Project reveals original facade of mall building

slug: 04BLDG Winchester's downtown manager Jennifer Bell looks up at the recently uncovered front of the building that houses Blind Faith Enterprises on the Loudoun Street Mall Monday. JEFF TAYLOR 11/3/14.

WINCHESTER — The white stucco facade was removed from the Blind Faith Enterprises building on the Loudoun Street Mall during a weeklong project that ended Friday.

The original brick facade at 160 N. Loudoun St. has been uncovered and appears to be “structurally sound,” said Stanley Corneal, a Marketplace Realty agent trying to sell the property. Its list price is $399,000, according to the company’s website.

Still, the facade requires further work.

According to David Logan — the owner of Vintage Inc., which did the work — much of the brick is covered in a black residue, likely the result of tar used as an adhesive to secure the stucco.

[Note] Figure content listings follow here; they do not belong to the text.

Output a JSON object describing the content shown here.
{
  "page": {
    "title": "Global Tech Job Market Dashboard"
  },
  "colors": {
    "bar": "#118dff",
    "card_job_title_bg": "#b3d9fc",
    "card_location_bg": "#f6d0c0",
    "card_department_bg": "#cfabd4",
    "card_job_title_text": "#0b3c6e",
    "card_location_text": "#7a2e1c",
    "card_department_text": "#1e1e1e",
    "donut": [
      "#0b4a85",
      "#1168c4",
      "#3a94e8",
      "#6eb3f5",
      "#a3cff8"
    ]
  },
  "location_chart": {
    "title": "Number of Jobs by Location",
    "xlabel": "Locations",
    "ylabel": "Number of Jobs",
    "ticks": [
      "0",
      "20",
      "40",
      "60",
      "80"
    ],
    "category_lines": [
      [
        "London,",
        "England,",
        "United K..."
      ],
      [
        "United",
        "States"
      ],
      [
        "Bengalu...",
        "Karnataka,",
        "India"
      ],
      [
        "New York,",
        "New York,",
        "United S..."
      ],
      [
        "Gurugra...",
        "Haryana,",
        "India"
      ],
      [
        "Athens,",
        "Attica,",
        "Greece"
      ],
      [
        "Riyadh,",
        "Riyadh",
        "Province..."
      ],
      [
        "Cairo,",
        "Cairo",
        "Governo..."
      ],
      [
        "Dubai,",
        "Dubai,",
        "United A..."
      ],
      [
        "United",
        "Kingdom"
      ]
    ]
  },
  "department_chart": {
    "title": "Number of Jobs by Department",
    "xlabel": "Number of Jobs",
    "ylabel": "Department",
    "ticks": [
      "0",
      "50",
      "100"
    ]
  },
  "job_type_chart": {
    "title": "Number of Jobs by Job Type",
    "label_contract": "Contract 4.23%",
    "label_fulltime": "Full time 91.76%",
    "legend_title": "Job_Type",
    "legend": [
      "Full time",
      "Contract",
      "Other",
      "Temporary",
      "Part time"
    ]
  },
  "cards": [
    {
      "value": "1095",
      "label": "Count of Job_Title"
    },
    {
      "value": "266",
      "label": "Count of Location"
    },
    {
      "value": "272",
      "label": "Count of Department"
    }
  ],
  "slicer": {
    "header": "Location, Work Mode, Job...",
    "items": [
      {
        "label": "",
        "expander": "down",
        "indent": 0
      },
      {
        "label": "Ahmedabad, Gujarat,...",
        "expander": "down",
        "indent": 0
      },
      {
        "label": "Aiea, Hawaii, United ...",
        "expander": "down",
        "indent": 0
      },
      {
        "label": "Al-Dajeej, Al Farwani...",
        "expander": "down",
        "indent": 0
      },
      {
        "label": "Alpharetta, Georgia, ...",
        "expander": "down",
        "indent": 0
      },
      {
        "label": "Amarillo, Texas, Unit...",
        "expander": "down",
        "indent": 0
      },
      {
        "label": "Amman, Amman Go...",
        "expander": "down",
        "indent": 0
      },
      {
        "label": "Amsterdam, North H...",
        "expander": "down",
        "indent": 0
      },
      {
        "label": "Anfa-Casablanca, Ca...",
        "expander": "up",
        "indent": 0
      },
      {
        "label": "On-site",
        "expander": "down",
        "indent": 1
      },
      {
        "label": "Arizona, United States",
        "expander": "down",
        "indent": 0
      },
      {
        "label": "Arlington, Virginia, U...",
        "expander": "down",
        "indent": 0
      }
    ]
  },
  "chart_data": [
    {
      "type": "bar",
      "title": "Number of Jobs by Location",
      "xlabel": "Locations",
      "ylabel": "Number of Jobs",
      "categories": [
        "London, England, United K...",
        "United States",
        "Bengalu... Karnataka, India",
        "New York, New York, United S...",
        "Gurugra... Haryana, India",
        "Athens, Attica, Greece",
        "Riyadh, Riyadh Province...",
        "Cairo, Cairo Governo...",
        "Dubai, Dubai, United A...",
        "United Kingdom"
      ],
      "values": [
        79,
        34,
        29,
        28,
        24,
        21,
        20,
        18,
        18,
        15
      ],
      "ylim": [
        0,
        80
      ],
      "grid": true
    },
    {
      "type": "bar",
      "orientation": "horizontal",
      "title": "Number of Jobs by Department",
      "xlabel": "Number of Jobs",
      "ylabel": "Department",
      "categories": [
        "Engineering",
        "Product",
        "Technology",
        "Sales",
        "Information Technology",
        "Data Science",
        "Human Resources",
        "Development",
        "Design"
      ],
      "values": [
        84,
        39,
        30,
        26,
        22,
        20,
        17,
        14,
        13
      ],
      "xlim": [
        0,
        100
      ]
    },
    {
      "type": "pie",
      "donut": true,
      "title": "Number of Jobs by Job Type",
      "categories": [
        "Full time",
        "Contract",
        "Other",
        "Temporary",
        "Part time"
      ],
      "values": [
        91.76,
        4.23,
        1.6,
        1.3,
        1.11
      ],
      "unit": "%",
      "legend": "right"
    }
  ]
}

“That’s a very destructive material and to clean it off will require a lot of effort,” he said in a phone interview on Monday, noting that his city-based company is willing to take on that project as well.

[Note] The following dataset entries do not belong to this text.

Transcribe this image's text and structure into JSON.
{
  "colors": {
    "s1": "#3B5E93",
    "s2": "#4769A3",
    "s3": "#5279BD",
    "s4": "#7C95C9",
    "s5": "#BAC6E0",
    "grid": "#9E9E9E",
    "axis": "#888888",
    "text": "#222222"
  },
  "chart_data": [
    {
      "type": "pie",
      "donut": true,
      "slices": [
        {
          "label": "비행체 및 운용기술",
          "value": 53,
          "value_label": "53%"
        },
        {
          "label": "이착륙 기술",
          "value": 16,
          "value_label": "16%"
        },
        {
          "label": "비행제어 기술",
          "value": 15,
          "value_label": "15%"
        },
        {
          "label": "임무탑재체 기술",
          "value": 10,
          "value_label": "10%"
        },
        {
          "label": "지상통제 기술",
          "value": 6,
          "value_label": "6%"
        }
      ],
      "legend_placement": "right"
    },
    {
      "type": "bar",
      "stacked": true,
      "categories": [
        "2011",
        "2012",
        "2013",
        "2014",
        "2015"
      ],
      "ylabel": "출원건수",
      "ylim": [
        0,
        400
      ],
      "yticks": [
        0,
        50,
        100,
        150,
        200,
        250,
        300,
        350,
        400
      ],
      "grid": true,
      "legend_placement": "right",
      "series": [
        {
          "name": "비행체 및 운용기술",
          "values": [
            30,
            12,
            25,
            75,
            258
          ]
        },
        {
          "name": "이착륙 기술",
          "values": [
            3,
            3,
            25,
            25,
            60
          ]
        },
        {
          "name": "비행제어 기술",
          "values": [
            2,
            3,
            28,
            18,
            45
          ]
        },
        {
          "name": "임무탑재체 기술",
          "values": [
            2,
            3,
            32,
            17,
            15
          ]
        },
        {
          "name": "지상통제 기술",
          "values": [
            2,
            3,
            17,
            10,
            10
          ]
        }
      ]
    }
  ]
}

Last week, three workers were usually on site: Two performed the removal, and the third hauled away the pieces of stucco.

“Surprisingly, it’s a thought-provoking [process],” said Logan. “You get worried about cutting too deeply into the stucco and into the brick.”

The project could be eligible for rehabilitation tax credits. Earlier in the year, small sections of the stucco were removed, leading the Virginia Department of Historic Resources to designate the building a contributing resource.

To receive a similar designation from the National Park Service, more of the stucco had to be removed for observation, building owner Lewis Costello previously said.

Some of that cost was covered by a $5,000 Virginia Main Street Downtown Improvement Grant. The Old Town Development Board approved the allocation for 160 N. Loudoun Street in July, along with eight other applicants.

For prospective buyers, uncovering the brick allows them “to see what the potential of the facade is rather than the unknown,” Corneal said during a phone interview Monday.

The building could accommodate three 1,000-square-foot apartments and a commercial space on the ground floor, according to Corneal.

“There’s a market for upper-end apartments in downtown,” he said. “When the rehab is complete, the building will be stunning.”